Thursday, February 10, 2011

Landscape Use in "Annabel" by Kathleen Winter

In the excerpt from "Annabel", landscape is used to enhance character and theme quite noticeably. Labrador’s coast is a particularly scenic part of North America and “a traveler can come to Labrador and feel its magnetic energy or not feel it.” The land has a strong connection with its inhabitants, but also select tourists. Jacinta and Treadway are described using scenery in the following quotation: “Treadway belonged to Labrador but Jacinta did not.” Treadway has followed in his father’s footsteps and worked as a trapper while Jacinta teaches in the little school in Croydon Harbour. The land is important to Treadway and his fellow trappers and it is described with great respect in the excerpt. “Canadian mapmakers had named the lake but the people who inhabited the Labrador interior had given it a different name, a name that remains a secret.” Treadway feels a strong connection to the landscape and this is made clear to the reader as the excerpt continues. Treadway “considered the house to belong to his wife, while the place where waters changed direction belonged to him, and would belong to any son he had.”

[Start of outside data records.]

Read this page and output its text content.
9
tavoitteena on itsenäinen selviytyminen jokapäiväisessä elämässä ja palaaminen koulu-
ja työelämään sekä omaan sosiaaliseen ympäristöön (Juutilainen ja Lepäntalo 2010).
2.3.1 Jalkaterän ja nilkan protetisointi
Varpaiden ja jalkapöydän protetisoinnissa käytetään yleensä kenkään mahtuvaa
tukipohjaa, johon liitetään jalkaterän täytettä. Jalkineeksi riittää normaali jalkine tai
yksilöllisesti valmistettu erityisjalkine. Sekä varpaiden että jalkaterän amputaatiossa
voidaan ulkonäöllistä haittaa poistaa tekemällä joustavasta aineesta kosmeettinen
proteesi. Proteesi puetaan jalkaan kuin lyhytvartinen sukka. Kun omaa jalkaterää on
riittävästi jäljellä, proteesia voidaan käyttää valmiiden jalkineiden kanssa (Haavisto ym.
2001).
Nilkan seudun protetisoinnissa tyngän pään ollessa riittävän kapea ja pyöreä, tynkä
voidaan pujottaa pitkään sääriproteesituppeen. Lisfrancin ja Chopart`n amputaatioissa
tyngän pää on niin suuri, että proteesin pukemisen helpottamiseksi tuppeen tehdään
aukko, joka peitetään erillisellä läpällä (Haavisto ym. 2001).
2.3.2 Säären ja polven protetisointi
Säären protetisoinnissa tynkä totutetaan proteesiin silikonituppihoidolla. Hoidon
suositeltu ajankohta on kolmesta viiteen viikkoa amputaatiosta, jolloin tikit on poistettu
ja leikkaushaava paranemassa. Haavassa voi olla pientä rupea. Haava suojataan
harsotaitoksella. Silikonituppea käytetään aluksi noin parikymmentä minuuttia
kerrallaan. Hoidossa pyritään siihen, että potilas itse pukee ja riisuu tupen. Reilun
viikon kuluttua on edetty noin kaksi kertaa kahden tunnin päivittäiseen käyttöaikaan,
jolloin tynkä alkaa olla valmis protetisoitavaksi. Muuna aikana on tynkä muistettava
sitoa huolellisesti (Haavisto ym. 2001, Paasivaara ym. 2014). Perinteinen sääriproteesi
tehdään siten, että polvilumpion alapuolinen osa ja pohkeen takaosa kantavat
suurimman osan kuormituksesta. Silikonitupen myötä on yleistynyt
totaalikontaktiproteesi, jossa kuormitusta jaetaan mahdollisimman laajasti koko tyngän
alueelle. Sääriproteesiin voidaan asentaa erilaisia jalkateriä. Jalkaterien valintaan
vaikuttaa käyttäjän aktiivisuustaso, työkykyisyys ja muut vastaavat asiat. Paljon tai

The landscape is beautifully described in this excerpt. At times, it comes alive and a clear image is created in the reader’s mind. The following quotation shows the respect and strong relationship with the land the trappers possess: “The movements of the ducks were the white hunter’s calligraphy.” Nature plays a prominent part of these trapper’s lives and the descriptive landscape in this excerpt makes this apparent.